Appreciation for quality food and drink is more pervasive than ever. Nostalgia for an era in which gentlemen had taste and bartenders were alchemists rather than mere purveyors of cocktails is at an all-time high. As a result, sophistication is front and centre. The aperitif and digestif have entered into the realm of cool again.



The names seem to denote what they are, but confusion abounds when it comes to the two. An aperitif, from the Latin aperire, or "to open," enhances the appetite before a meal. A digestif stimulates digestion once the meal is done. Apéritifs are commonly served with something small to eat, such as crackers, cheese, pate, olives and various kinds of finger food.


While there are no hard and fast rules when it comes to inebriants, personal taste usually dictating what we drink, aperitifs and digestifs are what they are for some very sound reasons.

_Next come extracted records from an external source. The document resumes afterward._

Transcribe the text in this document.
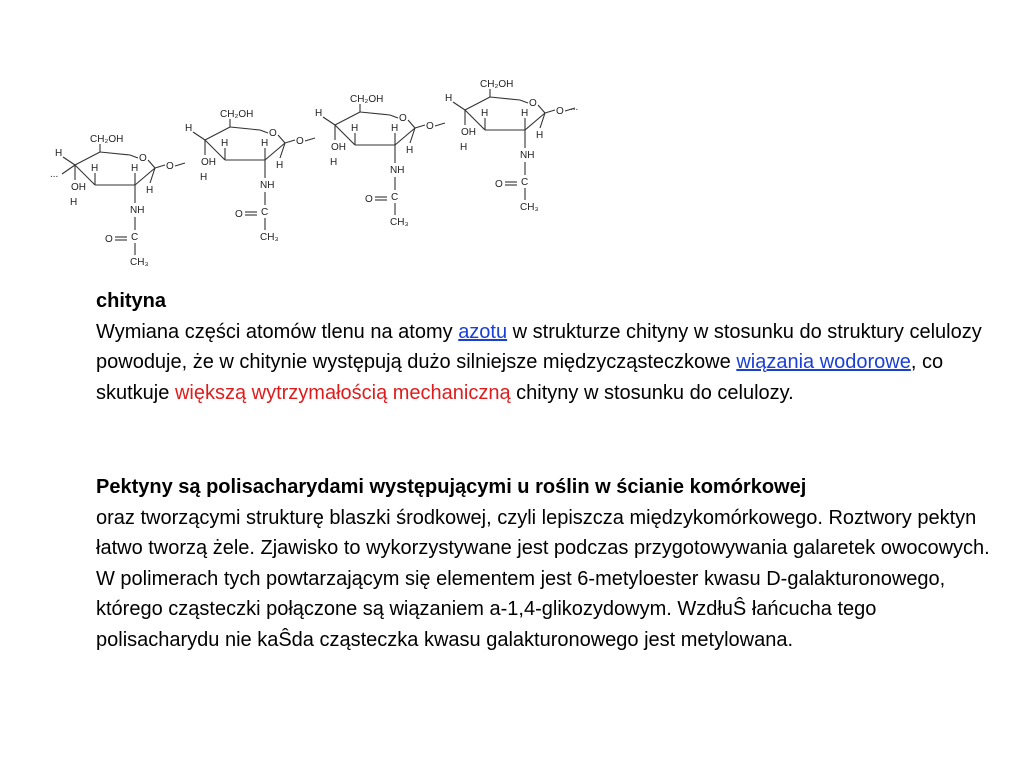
...
O
CH₂OH
H
OH
H
H
NH
C
O
CH₃
H
H
O
O
CH₂OH
H
OH
H
H
NH
C
O
CH₃
H
H
O
O
CH₂OH
H
OH
H
H
NH
C
O
CH₃
H
H
O
O
CH₂OH
H
OH
H
H
NH
C
O
CH₃
H
H
O ...
chityna
Wymiana części atomów tlenu na atomy azotu w strukturze chityny w stosunku do struktury celulozy powoduje, że w chitynie występują dużo silniejsze międzycząsteczkowe wiązania wodorowe, co skutkuje większą wytrzymałością mechaniczną chityny w stosunku do celulozy.
Pektyny są polisacharydami występującymi u roślin w ścianie komórkowej
oraz tworzącymi strukturę blaszki środkowej, czyli lepiszcza międzykomórkowego. Roztwory pektyn łatwo tworzą żele. Zjawisko to wykorzystywane jest podczas przygotowywania galaretek owocowych. W polimerach tych powtarzającym się elementem jest 6-metyloester kwasu D-galakturonowego, którego cząsteczki połączone są wiązaniem a-1,4-glikozydowym. WzdłuŜ łańcucha tego polisacharydu nie kaŜda cząsteczka kwasu galakturonowego jest metylowana.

Because an aperitif is a stimulant for the appetite and the palate, an excess of alcohol dulls the taste buds and causes other unwelcome results on an empty stomach. Thus, brandy and Scotch whisky do not fit the mould of an aperitif. With few exceptions, the best aperitifs are between 16% and 24% alcohol (32 to 48 proof). They are often wine derivatives that producers fortify and flavour, although some, like the popular Campari, are more akin to spirits than they are to wine.


How sweet it is

The singular difference between aperitifs and digestifs is sweetness. It makes perfect sense, really. A syrupy or sweet drink that cloys the palate tends not to stimulate hunger. It can make for an ideal drink on a full stomach, however, although the best digestif cocktails -- as opposed to a pure digestif, such as a liqueur -- temper the level of sweetness and offer a nice balance.


Aperitifs are clean, crisp drinks that are best served cold, but without ice. North American penchant for ice in cocktails and drinks has an unfortunate cloudy effect on many fine aperitifs and contributes nothing to the overall flavour. Instead, chill an aperitif, as well as its glass.


Can you feel that?

Taste and texture are important in both aperitifs and digestifs. Because of the conditions under which one consumes the former, a light, almost astringent character is ideal. Vermouth is the standard in this case.


Digestifs and nightcaps, however, can afford a heavier composition in both departments and alcohol content in line with the tolerance level of a full stomach. Think of cognac or herbal liqueurs such as sambuca or Chartreuse, and you're in the ballpark.


Before you start drinking

There are some additional tips to be aware of when preparing a cocktail, either pre- or post-meal. The first tip has to do with ingredients. Stock your home bar with only the best, and use natural ingredients and colorants. The extra expense is worth it. For example, avoid sugar and fruit juice as sweeteners unless a recipe strictly calls for it. While the use of both is custom with mixed drinks such as a simple Screwdriver, cordials (maraschino) and liqueurs (Triple Sec) offer a more genuine taste and honesty to cocktails.


Good bitters (Angostura) and herbal liqueurs (Anisette) also accent cocktails like no other substitute. When appropriate, chill the cocktail and again, avoid ice unless the recipe calls for it. Use good glassware, as it does enhance the experience from the standpoints of both presentation and taste.